Perché questo avvenga è necessario iniziare a mettere da parte l’idea universalistica che esista un principio unico su cui uniformare l’intero globo, e sviluppare invece quella capacità che dovrebbe qualificare per davvero l’essere europei: l’unità nella diversità, la capacità di relazionarci al punto di vista dell’altro, di cogliere le dinamiche interne nelle altre culture, proprio per non snaturare e sradicare la nostra in favore di un apolide cosmopolitismo tanto mercantile quanto nichilista, che le distrugge tutte. Anche perché sta accadendo una cosa semplice ma non percepita: quello che pensa la sfera pubblica occidentale è del tutto indifferente per il resto del mondo (demograficamente maggioritario e in ascesa), che vede senza più subalternità l’arbitrario desiderio occidentale di imporre il proprio modo di vita ovunque. L’umanità è triplicata negli ultimi settanta anni (8 miliardi), tra trenta anni potrà dire di essersi quadruplicata in un solo secolo (10 miliardi), cosa mai avvenuta nella storia umana, viepiù partendo già da 2,5 miliardi quanti eravamo nel 1950, 1,2 a inizio Novecento. L’Asia è il 60% della popolazione mondiale, mentre l’Occidente che era ancora il 30% del mondo ai primi del ‘900 e che oggi è regredito al 14%, tra trenta anni sarà il 12% della Popolazione, e già ora il PIL dell’Europa è il 18% e quello del Nord America il 13%, di quello mondiale.

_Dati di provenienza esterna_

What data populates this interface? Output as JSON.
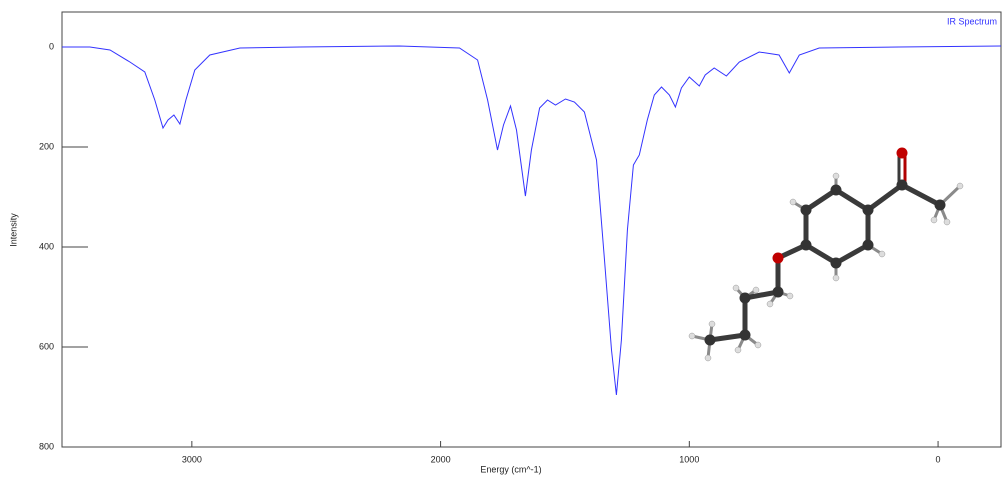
{
  "chart_data": {
    "type": "line",
    "x_label": "Energy (cm^-1)",
    "y_label": "Intensity",
    "x": [
      3522,
      3410,
      3329,
      3249,
      3189,
      3149,
      3116,
      3096,
      3072,
      3048,
      3024,
      2988,
      2928,
      2807,
      2566,
      2165,
      1924,
      1851,
      1811,
      1771,
      1747,
      1719,
      1695,
      1659,
      1635,
      1602,
      1570,
      1538,
      1498,
      1462,
      1422,
      1373,
      1341,
      1313,
      1293,
      1273,
      1249,
      1225,
      1201,
      1169,
      1141,
      1112,
      1080,
      1056,
      1032,
      1000,
      960,
      936,
      900,
      851,
      799,
      719,
      639,
      598,
      558,
      478,
      157,
      -253
    ],
    "series": [
      {
        "name": "IR Spectrum",
        "color": "#3333ff",
        "values": [
          0,
          0,
          6,
          30,
          50,
          106,
          162,
          146,
          136,
          154,
          106,
          46,
          16,
          2,
          0,
          -2,
          2,
          26,
          106,
          206,
          156,
          118,
          166,
          298,
          206,
          122,
          106,
          116,
          104,
          110,
          130,
          226,
          426,
          606,
          696,
          586,
          366,
          236,
          216,
          146,
          96,
          80,
          96,
          120,
          82,
          60,
          78,
          56,
          42,
          58,
          30,
          10,
          16,
          52,
          16,
          2,
          0,
          -2
        ]
      }
    ],
    "xlim": [
      3522,
      -253
    ],
    "ylim": [
      -70,
      800
    ],
    "xticks": [
      3000,
      2000,
      1000,
      0
    ],
    "yticks": [
      0,
      200,
      400,
      600,
      800
    ],
    "inverted_y": true,
    "legend": "top-right"
  }
}
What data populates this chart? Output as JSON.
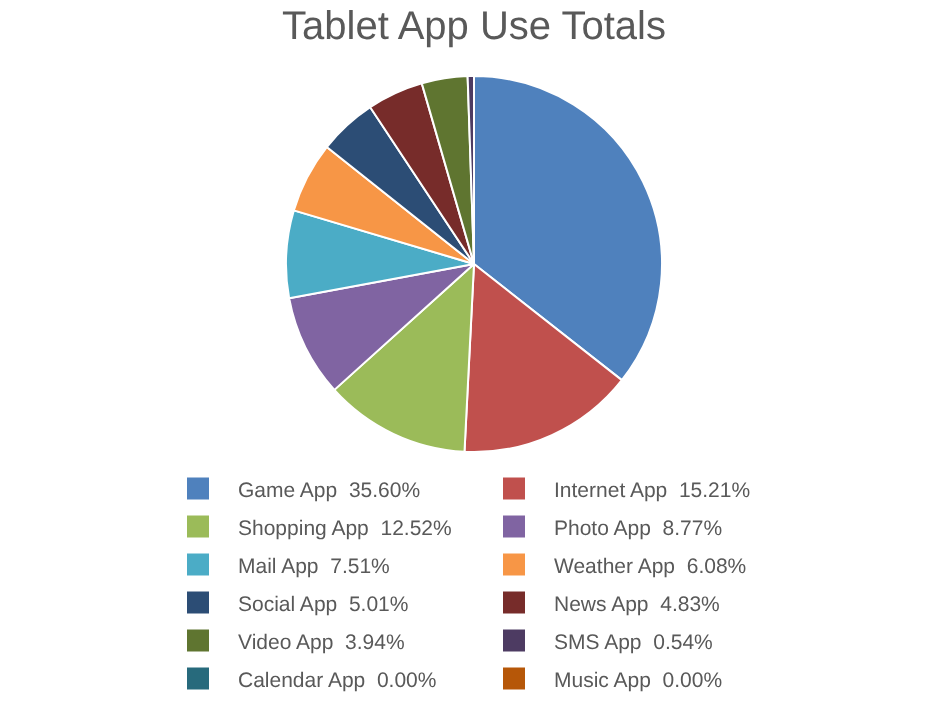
{
  "chart_data": {
    "type": "pie",
    "title": "Tablet App Use Totals",
    "categories": [
      "Game App",
      "Internet App",
      "Shopping App",
      "Photo App",
      "Mail App",
      "Weather App",
      "Social App",
      "News App",
      "Video App",
      "SMS App",
      "Calendar App",
      "Music App"
    ],
    "values": [
      35.6,
      15.21,
      12.52,
      8.77,
      7.51,
      6.08,
      5.01,
      4.83,
      3.94,
      0.54,
      0.0,
      0.0
    ],
    "value_labels": [
      "35.60%",
      "15.21%",
      "12.52%",
      "8.77%",
      "7.51%",
      "6.08%",
      "5.01%",
      "4.83%",
      "3.94%",
      "0.54%",
      "0.00%",
      "0.00%"
    ],
    "colors": [
      "#4f81bd",
      "#c0504d",
      "#9bbb59",
      "#8064a2",
      "#4bacc6",
      "#f79646",
      "#2c4d75",
      "#772c2a",
      "#5f7530",
      "#4d3b62",
      "#276a7c",
      "#b65708"
    ],
    "legend": "bottom"
  }
}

L’egemonia statunitense forgiatasi nel Novecento è in una lenta ma inesorabile decadenza e declino, rendendo la transizione d’epoca assai rischiosa: non potendo costruire un ordine definito, mira solo a introdurre disordine, conflitto, per impedire al concorrente di avvantaggiarsi di questo ordine, perché quel primato e quello stile di vita non è negoziabile. L’universalismo è all’oggi una banale copertura ideologica dell’Atlantismo più aggressivo e protervo rivestito di una ipocrita ideologia dei diritti umani, è un pensiero di sopraffazione perché non può tollerare la differenza e il destino dei Popoli. L’Europa assoggettata a questa deriva si nutre solo della sua marginalità servile, prima vittima di sé stessa, incapace di un protagonismo sovrano, di indipendenza strategica e visione multipolare.

Il dominio di sé “regna sulla potenza” e dimora nell’Essere, come Martin Heidegger ha lasciato ontologicamente in eredità al cospetto del tramonto nichilista dell’estremo Occidente: scrive Alain de Benoist che la potenza è costituente, mentre il potere è costituito, ma la potenza non è un fine a sé medesimo. Il potere si configura non solo con un pensiero unico, liberista quanto basta e libertario quanto serve, radicalmente eterodiretto e politicamente svuotato, declina una forma nuova di totalitarismo. Che non è il dispotismo fondato sul terrore, sulla violenza e il partito unico, ma una forma di “globalitarismo” pervasivo con tratti distopici dove tutto è dentro, niente è fuori, il concavo si fa convesso e tutto quel che resiste viene eliminato. La potenza, di contro, è una “contestazione totale” al presente, la rimessa in forma del principio, è l’Impero, ossia l’unità politica e spirituale di un’Europa civiltà possibile solo se costituita al suo interno da una costellazione di diversità.